The Floating Terror of the Dream
Odilon Redon didn’t paint the sea to capture the reflection of the sun, but instead to house the nightmares we try to ignore when the candles go out. In 1878, France was a nation stitching itself back together after the bloodletting of the Commune. The Third Republic was rising on a foundation of steel, soot, and the cold logic of the Second Industrial Revolution. While the Impressionists were outside chasing the light, Redon was retreating into the shadows of his Noirs.

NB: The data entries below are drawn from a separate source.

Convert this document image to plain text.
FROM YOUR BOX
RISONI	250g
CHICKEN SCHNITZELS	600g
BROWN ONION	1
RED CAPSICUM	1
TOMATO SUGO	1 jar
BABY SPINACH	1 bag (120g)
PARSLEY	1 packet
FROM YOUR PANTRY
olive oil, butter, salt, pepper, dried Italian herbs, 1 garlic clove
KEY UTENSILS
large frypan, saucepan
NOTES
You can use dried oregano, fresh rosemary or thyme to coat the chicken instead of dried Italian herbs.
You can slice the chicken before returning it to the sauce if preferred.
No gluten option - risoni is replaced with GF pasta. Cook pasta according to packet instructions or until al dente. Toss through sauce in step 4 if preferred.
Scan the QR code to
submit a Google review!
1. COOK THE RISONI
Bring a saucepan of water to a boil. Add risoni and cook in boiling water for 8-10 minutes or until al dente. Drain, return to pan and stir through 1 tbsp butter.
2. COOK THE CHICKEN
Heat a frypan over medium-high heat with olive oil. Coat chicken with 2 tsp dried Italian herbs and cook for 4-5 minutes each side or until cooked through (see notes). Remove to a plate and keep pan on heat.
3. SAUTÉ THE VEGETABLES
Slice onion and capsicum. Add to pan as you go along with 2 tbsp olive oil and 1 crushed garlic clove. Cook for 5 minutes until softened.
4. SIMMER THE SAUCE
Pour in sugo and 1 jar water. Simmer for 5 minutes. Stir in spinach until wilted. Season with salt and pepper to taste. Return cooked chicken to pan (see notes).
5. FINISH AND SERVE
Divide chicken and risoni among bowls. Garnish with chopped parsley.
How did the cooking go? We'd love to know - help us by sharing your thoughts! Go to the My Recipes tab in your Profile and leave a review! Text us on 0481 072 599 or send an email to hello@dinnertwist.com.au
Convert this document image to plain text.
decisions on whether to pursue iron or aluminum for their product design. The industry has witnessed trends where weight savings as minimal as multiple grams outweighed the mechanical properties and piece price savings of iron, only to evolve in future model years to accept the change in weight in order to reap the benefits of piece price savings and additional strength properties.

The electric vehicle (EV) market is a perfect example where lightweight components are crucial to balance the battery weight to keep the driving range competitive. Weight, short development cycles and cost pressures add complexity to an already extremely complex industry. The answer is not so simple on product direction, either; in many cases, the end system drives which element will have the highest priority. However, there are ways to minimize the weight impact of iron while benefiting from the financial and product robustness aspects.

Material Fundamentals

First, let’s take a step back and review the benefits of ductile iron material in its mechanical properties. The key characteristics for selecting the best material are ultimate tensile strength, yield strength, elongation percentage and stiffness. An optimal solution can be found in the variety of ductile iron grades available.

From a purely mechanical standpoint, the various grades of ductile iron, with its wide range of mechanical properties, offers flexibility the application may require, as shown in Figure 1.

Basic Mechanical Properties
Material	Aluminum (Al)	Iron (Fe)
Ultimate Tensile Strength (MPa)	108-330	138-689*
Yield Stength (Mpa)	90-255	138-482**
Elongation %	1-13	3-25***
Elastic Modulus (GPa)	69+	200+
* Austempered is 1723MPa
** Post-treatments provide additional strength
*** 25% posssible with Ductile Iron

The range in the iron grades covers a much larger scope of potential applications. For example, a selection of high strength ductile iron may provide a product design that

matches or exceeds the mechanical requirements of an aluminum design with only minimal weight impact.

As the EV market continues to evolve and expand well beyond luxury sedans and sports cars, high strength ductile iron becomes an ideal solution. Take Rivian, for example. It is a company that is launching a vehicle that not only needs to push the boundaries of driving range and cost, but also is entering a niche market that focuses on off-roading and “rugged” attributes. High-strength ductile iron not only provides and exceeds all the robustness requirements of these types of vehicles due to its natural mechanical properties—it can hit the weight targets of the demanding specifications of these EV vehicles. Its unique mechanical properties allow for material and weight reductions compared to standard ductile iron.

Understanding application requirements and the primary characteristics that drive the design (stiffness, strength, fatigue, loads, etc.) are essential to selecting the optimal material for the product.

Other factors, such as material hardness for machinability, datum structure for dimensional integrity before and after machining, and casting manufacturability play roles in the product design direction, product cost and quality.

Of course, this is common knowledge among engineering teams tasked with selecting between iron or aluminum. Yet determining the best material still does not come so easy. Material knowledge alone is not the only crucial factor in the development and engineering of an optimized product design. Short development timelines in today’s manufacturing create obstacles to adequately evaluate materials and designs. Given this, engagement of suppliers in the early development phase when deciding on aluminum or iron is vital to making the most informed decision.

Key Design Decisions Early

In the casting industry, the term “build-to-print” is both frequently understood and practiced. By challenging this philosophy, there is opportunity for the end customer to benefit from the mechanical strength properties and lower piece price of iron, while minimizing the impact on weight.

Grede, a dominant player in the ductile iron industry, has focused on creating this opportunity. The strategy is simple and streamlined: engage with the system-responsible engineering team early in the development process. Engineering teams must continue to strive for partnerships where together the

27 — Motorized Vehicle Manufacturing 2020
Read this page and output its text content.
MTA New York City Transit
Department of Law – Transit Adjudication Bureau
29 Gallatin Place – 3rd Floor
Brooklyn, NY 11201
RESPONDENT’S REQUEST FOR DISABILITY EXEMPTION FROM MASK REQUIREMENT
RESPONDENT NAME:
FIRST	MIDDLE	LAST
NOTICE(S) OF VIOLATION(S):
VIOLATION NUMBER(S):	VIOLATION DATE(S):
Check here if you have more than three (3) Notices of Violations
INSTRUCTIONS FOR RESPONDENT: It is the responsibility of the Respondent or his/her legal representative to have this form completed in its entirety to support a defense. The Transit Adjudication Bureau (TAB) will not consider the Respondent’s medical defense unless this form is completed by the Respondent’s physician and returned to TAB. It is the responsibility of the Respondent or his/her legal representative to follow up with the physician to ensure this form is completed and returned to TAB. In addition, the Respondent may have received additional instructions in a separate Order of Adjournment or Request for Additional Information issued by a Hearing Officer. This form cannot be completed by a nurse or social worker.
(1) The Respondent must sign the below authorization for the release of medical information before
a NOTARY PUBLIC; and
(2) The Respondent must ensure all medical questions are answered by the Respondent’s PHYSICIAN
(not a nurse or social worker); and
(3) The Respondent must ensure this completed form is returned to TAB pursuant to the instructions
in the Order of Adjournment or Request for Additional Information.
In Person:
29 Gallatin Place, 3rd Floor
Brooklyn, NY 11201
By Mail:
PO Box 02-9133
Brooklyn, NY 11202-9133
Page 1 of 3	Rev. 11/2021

The Spirit of the Waters is not a traditional landscape. It’s more of a psychological autopsy. A massive, somber head hovers over a dark expanse of water, embodying the crushing isolation of the human intellect. Darwin had recently convinced the public that they were merely sophisticated beasts, and the existential dread was palpable. Redon captured that fear using greasy crayons on stone, pushing the lithographic medium to its absolute limit to create textures that feel like velvet soaked in charcoal.
The elite gatekeepers of the Paris Salon had no room for this brand of haunting introspection. They preferred clear histories and bright gardens. Being told what to think by being distracted by visions of the ideal while they trudged through the mess of reality, distracted. Redon found his tribe instead among the literary underground. Poets and writers, fueled by the newly translated works of Edgar Allan Poe in America, recognized Redon as one of their own. They understood that in a world becoming smaller and louder via the telegraph, the only vast, unexplored territory left was the human subconscious. This giant head is a monument to that inner landscape of half-heard whispers. It is a ghost haunting a world that was trying desperately to pretend ghosts no longer existed.
References
Gottlieb, Carla. The Pictorial Symbolism of Odilon Redon. The Art Bulletin, 1959.
Hauptman, Jodi. Beyond the Visible: The Art of Odilon Redon. Museum of Modern Art, 2005.
Milner, John. The Symbolist Movement: Artists and Poets 1870-1910. Phaidon Press, 1992.
Redon, Odilon. À soi-même: Journal (1867-1915). Floury, 1922.
Druick, Douglas W. and Peter Kort Zegers. Odilon Redon: Prince of Dreams. Art Institute of Chicago, 1994.